Let us do short review of the I/O subsystem first:
The important points are:
- Every interpreter contains a registry of all
channels he knows about.
- Each channel is divided into a generic part,
managed by generic/tclIO.c, and a
system-dependent driver realizing the connection
between the generic layer and the operating system.
- The current tcl distribution implements drivers
for files, sockets and pipes, for Un*x, Windows and MacOS.

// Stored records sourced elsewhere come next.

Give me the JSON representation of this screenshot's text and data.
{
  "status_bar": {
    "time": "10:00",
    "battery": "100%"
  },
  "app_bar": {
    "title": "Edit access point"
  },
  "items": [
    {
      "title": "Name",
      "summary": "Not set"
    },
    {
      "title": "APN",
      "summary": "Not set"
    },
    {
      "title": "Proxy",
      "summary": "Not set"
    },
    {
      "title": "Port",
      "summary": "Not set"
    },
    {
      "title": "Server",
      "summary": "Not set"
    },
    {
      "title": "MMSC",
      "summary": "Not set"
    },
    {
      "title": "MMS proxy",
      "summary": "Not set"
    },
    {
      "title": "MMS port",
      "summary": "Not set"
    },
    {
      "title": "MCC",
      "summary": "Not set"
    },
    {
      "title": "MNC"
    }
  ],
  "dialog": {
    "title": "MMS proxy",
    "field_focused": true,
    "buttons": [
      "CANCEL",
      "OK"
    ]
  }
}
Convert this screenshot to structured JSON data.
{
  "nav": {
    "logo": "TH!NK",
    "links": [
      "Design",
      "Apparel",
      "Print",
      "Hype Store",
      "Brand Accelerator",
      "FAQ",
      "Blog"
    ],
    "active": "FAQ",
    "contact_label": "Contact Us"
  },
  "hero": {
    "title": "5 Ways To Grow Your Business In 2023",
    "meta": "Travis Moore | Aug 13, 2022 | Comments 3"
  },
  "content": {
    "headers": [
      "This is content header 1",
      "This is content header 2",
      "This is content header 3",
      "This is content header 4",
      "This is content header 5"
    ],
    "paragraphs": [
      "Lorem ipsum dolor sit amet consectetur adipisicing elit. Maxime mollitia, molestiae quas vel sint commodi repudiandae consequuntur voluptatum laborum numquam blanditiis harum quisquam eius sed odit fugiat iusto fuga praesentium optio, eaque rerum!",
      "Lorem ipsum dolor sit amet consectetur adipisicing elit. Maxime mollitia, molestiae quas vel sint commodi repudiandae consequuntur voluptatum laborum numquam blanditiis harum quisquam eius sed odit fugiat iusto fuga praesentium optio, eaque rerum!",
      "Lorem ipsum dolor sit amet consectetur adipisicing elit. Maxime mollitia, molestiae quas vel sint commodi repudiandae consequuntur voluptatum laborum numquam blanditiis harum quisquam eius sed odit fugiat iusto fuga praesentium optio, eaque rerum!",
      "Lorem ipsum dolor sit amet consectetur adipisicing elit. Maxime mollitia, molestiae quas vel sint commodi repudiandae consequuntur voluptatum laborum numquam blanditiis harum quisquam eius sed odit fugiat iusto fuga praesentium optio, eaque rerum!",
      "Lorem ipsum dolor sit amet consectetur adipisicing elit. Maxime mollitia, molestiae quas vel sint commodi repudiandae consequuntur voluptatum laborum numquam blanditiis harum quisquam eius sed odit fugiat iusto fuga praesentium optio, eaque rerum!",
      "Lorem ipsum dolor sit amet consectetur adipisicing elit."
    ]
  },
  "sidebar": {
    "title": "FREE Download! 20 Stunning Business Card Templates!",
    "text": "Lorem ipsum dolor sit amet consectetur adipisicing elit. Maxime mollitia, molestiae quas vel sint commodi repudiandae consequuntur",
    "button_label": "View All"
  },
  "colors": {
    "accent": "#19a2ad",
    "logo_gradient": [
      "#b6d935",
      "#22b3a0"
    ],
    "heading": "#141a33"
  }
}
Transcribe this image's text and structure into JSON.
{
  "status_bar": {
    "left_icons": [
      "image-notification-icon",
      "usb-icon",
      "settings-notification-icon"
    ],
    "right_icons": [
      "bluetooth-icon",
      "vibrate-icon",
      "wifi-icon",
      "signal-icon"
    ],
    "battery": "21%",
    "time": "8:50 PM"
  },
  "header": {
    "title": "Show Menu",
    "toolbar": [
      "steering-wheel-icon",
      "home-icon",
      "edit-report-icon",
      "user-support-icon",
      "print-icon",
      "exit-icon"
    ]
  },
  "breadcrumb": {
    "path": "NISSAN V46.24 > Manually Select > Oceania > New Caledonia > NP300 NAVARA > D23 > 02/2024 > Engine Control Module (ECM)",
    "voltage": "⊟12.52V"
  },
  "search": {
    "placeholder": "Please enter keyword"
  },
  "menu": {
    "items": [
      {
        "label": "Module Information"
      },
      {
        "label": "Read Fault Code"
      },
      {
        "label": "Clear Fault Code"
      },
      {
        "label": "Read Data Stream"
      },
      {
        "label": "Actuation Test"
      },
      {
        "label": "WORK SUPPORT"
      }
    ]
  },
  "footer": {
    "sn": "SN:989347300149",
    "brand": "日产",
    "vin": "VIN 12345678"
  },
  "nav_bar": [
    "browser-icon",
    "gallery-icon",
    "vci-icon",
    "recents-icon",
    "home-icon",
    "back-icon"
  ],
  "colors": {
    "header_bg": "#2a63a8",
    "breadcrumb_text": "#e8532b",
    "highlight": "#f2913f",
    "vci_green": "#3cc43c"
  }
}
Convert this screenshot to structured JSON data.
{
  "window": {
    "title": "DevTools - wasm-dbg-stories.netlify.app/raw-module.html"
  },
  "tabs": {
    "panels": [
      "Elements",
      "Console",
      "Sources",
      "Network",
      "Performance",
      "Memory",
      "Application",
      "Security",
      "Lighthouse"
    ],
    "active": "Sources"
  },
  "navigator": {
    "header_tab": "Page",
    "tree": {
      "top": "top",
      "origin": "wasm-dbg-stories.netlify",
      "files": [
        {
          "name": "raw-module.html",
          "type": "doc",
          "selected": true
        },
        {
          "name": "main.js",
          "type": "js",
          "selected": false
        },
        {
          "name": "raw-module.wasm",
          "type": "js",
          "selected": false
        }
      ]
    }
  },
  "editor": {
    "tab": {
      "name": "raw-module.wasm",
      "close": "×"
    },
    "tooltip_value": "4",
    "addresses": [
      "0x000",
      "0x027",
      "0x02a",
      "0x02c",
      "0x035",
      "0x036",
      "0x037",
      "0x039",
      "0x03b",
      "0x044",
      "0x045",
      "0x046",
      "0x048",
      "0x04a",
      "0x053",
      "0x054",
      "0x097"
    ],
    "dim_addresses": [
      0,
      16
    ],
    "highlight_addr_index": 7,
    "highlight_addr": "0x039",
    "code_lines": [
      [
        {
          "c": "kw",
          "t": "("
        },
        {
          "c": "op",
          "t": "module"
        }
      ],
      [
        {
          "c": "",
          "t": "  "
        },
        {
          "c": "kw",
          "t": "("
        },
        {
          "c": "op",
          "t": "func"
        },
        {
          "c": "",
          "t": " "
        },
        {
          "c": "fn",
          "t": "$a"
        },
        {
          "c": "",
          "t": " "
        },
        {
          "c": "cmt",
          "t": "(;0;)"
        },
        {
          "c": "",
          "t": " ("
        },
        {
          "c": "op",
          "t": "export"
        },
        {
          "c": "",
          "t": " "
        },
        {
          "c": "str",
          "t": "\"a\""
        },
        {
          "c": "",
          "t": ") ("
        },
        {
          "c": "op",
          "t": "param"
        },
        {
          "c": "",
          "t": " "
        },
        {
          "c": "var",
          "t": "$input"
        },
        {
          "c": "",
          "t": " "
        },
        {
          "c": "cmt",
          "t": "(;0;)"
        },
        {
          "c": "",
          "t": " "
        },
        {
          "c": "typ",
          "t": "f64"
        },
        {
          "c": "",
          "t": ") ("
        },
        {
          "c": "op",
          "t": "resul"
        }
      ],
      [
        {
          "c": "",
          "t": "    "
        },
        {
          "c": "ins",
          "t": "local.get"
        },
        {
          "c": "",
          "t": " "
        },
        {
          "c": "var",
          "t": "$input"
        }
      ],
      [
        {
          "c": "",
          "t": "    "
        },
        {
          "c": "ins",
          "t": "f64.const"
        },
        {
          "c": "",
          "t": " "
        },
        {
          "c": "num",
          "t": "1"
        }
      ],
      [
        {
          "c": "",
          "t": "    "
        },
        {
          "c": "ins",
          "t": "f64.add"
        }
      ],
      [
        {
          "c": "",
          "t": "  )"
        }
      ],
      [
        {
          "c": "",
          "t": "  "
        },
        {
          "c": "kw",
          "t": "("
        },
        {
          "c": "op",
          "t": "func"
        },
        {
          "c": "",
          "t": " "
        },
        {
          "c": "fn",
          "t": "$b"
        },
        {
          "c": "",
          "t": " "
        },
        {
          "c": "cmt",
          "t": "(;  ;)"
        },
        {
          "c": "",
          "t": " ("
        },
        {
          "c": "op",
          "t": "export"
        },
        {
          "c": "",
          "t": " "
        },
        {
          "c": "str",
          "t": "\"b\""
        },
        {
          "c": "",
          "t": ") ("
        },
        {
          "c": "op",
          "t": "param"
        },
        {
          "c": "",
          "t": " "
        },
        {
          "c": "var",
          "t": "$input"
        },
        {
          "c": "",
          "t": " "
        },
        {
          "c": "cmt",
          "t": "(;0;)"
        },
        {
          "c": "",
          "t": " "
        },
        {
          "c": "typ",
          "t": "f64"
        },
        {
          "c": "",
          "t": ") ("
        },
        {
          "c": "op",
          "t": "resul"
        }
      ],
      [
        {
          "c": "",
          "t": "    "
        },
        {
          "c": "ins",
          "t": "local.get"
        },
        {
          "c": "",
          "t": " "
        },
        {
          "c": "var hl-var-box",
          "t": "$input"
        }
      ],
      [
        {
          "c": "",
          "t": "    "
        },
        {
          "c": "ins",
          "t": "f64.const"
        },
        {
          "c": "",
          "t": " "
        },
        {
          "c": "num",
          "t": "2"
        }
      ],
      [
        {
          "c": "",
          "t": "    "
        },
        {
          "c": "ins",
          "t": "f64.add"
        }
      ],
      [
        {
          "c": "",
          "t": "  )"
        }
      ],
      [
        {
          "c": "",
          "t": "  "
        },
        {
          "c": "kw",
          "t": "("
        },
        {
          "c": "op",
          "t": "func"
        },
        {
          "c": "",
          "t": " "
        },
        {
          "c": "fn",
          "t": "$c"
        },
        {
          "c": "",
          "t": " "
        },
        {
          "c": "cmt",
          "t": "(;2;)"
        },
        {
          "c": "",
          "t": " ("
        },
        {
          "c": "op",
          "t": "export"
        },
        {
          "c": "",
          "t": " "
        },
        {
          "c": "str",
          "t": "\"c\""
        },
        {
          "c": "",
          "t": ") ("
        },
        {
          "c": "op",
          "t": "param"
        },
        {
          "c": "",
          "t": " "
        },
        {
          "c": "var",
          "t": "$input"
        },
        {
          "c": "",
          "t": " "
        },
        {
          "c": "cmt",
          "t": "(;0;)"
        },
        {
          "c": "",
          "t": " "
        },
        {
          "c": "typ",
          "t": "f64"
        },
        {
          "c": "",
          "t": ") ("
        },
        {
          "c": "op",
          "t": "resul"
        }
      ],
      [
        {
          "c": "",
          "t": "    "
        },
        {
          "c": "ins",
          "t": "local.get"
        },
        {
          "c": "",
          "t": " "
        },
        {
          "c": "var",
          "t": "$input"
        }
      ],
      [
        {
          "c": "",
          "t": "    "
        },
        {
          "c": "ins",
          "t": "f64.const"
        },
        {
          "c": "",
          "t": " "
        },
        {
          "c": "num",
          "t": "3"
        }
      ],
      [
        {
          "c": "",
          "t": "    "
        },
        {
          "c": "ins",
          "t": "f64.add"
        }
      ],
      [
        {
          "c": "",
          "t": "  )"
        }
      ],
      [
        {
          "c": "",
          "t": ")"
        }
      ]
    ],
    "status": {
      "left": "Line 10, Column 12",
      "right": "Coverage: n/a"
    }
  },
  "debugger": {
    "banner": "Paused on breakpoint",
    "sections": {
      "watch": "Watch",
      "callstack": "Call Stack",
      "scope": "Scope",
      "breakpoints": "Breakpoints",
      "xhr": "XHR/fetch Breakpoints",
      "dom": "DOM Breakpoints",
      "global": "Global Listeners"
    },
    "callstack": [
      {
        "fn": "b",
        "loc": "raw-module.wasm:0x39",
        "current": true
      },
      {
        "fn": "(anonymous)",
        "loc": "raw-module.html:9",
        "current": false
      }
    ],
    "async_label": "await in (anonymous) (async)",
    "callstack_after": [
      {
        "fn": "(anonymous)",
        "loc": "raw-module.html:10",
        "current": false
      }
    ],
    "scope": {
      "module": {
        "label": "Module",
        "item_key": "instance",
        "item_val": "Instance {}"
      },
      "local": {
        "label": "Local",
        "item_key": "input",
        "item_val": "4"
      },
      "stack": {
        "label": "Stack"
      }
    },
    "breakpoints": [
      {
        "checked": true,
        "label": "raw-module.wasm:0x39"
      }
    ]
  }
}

- Buffer management is the responsibility of the generic
layer.
Now that does Trf do ?
- It implements a driver forwarding all data of a channel to a
another channel. Read requests to the original channel are
forwarded to the second one too. As the forwarding channel
intercepts all information flowing into and out of the second one
it is now able to change this information at will. Possibilities
are encryption, encoding into a different representation,
additional computations like hash generation, etc. Because of this
such a channel is often called a filtering
channel too.
- The problem with the structure above is that the second channel
is still accessible from its containing intepreter, which might
cause disruption of the filtered information. To prevent that some
tricks (which do require a patch to the tcl core distribution) are
used, causing the filter to take the place of the original channel,
effectively hiding that one from the interpreter.
Visualized it looks like this:
An alternative description of the same concept is that the filter
channel wraps itself around the filtered one and encapsulates it.